Al Tabarracci ci sono stati episodi in cui gli ospiti sono riusciti a superare un’iniziale diffidenza verso i cani. Anche queste sono soddisfazioni. "Sì. In passato abbiamo lavorato con un signore allettato che aveva problemi cognitivi. Il cane non lo voleva assolutamente. Alla fine l’ha accettato, gli abbiamo portato la mia Abby, che all’epoca aveva 9 anni, pacifica e brava a lavorare con persone statiche. Per alzarla al livello del signore allettato si usava un palchetto. Bene: dalla seconda volta in poi, bastava che l’anziano vedesse il palchetto per iniziare a sorridere. Oppure, sempre tra le soddisfazioni, ricordo una signora con l’artrosi che non voleva fare la fisioterapia. Però, quando c’erano i cani, era la prima a prendere la spazzola per curarli. Anche questo è un fattore: il cane non dà giudizi, e il non sentirsi giudicati dà una motivazione importante ai pazienti delle strutture".

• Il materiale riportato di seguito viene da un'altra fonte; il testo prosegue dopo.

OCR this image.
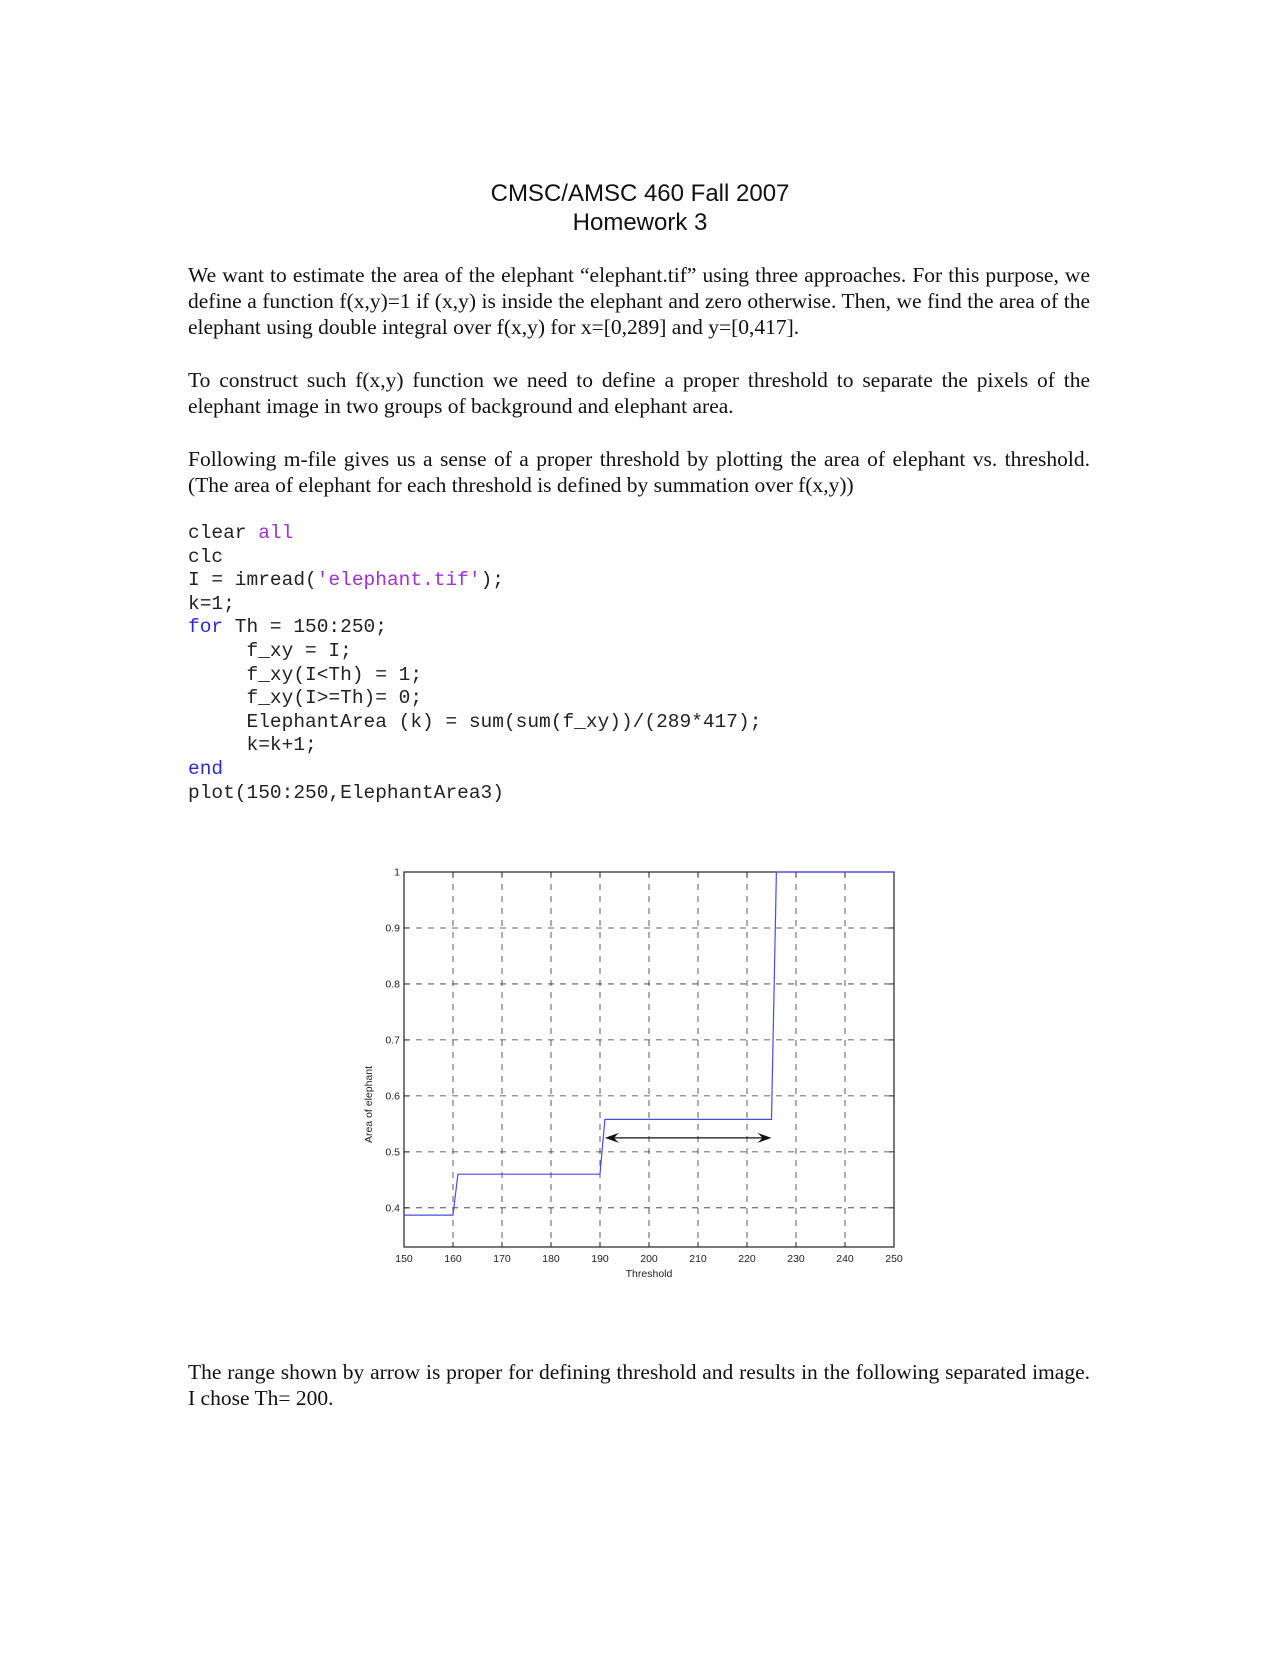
CMSC/AMSC 460 Fall 2007
Homework 3

We want to estimate the area of the elephant “elephant.tif” using three approaches. For this purpose, we define a function f(x,y)=1 if (x,y) is inside the elephant and zero otherwise. Then, we find the area of the elephant using double integral over f(x,y) for x=[0,289] and y=[0,417].

To construct such f(x,y) function we need to define a proper threshold to separate the pixels of the elephant image in two groups of background and elephant area.

Following m-file gives us a sense of a proper threshold by plotting the area of elephant vs. threshold. (The area of elephant for each threshold is defined by summation over f(x,y))

clear all
clc
I = imread('elephant.tif');
k=1;
for Th = 150:250;
f_xy = I;
f_xy(I<Th) = 1;
f_xy(I>=Th)= 0;
ElephantArea (k) = sum(sum(f_xy))/(289*417);
k=k+1;
end
plot(150:250,ElephantArea3)
150	160	170	180	190	200	210	220	230	240	250
0.4
0.5
0.6
0.7
0.8
0.9
1
Threshold
Area of elephant

The range shown by arrow is proper for defining threshold and results in the following separated image. I chose Th= 200.
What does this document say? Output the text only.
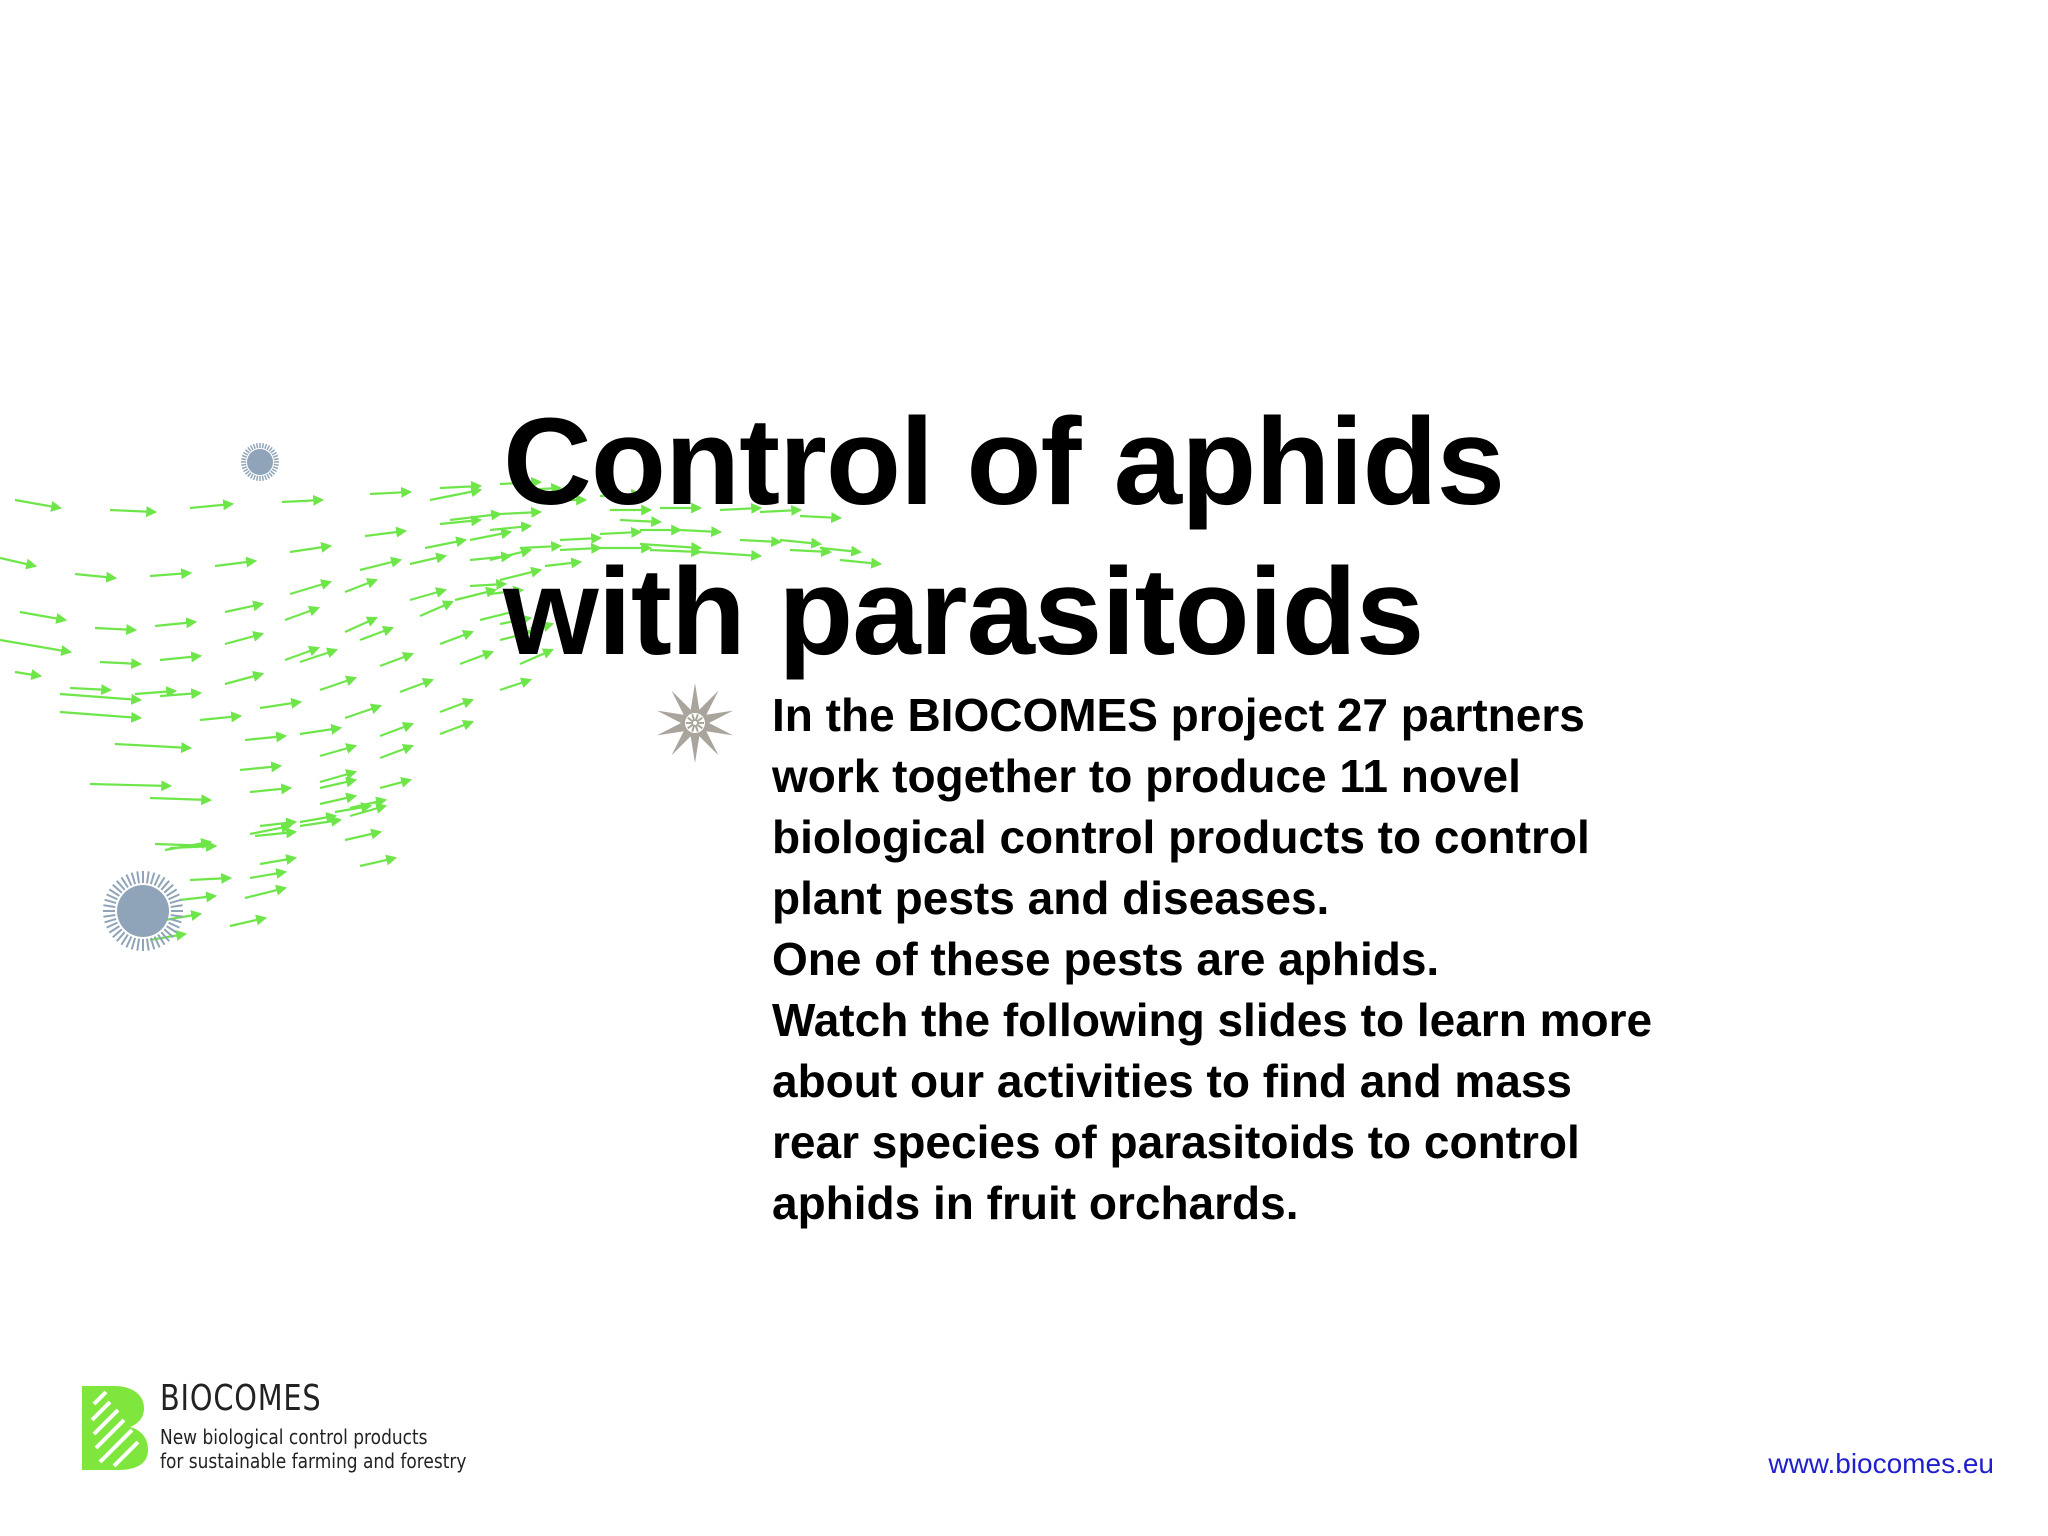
Control of aphids
with parasitoids
In the BIOCOMES project 27 partners
work together to produce 11 novel
biological control products to control
plant pests and diseases.
One of these pests are aphids.
Watch the following slides to learn more
about our activities to find and mass
rear species of parasitoids to control
aphids in fruit orchards.
BIOCOMES
New biological control products
for sustainable farming and forestry	www.biocomes.eu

Quando tempo s’impiega ad abituare un cane? "Intanto bisogna capire se un cane è predisposto. Il cucciolo deve fare la vita da cucciolo; poi, se è equilibrato, quando avrà alle spalle un anno di esperienze ’proprie’, si potrà valutare se ci siano le competenze per essere anche un cane da lavoro. Si procede per piccoli step e per la completa maturità psicofisica dei cani servono almeno un altro paio d’anni. E comunque bisogna tener conto delle individualità: il mio maschio, Bimbo, pesa 35 chili ed è bravissimo con bimbi e anziani, meno con gli allettati; sua madre Abby e la sorella Evelyn sono meno esuberanti e lavorano anche con persone immobilizzate".
E per voi educatori cosa comportano queste attività? "Come i cani, anche noi ci portamo a casa un bagaglio emotivo importante. Lavoriamo in strutture dove capita che da una settimana all’altra i pazienti non ci siano più. Per questo anche noi dobbiamo seguire dei corsi ad hoc".